Kijiji - Buy, Sell & Save with Canada's #1 Local Classifieds


Visit Kijiji Classifieds to buy, sell, or trade almost anything! New and used items, cars, real estate, jobs, services, vacation rentals and more virtually anywhere.




www.kijiji.ca





Great deal! 
I'd take this if anyone would ship.


----------



## brokentoes (Jun 29, 2014)

I dont know a ton about Gibsons but is that legit ? Funky serial number and no made in the USA ?


----------



## Jackvulcan9000 (Sep 4, 2021)

brokentoes said:


> I dont know a ton about Gibsons but is that legit ? Funky serial number and no made in the USA ?

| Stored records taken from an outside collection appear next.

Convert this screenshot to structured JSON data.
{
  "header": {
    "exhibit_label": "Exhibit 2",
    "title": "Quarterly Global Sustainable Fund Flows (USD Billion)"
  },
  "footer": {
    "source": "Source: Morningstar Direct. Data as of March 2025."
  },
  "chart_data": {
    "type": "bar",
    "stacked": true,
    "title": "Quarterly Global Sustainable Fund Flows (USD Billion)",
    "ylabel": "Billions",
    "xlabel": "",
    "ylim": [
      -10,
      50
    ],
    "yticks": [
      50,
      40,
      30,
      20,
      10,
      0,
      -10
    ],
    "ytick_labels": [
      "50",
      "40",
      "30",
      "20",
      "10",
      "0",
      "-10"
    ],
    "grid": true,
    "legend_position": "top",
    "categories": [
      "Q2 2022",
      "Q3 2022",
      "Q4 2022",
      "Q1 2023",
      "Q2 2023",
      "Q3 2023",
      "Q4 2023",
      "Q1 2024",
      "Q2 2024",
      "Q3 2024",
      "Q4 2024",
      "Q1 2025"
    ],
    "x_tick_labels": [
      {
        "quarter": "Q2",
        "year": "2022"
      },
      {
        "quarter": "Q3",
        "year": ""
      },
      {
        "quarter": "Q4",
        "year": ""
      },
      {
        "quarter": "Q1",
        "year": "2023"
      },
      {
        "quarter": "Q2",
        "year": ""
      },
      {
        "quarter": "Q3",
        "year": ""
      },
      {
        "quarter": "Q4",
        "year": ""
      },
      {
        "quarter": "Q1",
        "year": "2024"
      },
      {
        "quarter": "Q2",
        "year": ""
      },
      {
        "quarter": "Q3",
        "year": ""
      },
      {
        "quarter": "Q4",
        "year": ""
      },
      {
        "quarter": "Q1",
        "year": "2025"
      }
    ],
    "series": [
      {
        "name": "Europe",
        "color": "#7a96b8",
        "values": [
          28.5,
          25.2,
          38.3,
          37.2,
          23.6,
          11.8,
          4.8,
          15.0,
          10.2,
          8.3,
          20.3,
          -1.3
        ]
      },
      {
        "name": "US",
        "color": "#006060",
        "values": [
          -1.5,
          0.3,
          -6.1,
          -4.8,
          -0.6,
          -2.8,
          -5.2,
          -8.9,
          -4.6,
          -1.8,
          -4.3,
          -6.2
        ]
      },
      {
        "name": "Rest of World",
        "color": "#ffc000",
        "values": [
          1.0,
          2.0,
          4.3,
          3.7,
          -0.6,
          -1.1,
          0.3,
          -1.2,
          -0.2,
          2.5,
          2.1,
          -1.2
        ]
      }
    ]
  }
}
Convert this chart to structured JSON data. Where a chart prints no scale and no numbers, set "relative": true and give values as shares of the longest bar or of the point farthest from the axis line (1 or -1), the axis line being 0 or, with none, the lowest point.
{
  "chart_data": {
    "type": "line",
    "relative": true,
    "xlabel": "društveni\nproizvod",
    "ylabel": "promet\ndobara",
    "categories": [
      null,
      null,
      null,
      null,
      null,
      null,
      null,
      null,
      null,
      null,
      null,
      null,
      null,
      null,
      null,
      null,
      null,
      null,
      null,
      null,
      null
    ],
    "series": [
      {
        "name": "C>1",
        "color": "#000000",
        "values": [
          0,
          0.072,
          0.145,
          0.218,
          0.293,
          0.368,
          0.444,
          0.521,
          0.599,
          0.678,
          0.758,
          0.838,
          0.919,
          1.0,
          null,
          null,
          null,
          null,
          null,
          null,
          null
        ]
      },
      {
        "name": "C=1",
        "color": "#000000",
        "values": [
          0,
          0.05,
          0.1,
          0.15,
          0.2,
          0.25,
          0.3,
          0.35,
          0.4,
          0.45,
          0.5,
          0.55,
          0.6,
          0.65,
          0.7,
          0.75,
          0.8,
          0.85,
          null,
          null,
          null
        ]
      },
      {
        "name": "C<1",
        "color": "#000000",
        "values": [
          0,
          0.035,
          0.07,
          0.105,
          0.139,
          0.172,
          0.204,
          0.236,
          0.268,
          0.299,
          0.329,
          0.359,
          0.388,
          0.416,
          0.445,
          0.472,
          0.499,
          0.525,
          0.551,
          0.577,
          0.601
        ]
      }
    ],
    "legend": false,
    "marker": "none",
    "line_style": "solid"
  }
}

** Due diligence on the buyer **

2 cents:
The LP Classic "1960" run had serial numbers like that. 
As the lacquer sometimes filled in the "Made in USA" embossed lettering, the ebony finish often make that very difficult to read.


----------



## dwagar (Mar 6, 2006)

The had serial numbers that weren't straight?


----------



## Thunderboy1975 (Sep 12, 2013)

dwagar said:


> The had serial numbers that weren't straight?


Respectably...yes.
And a thinner shaped headstock.


----------



## tomee2 (Feb 27, 2017)

I can see the imprint left by the old tuners but there is no evidence of a "made in USA" stamp? Odd. It's possible these didn't have them?

The fret markers do look like they have pointy ends, not rounded.

Quick google... and others on reverb look the same with SN and the limited edition stamp.
Wish it was local to me!


----------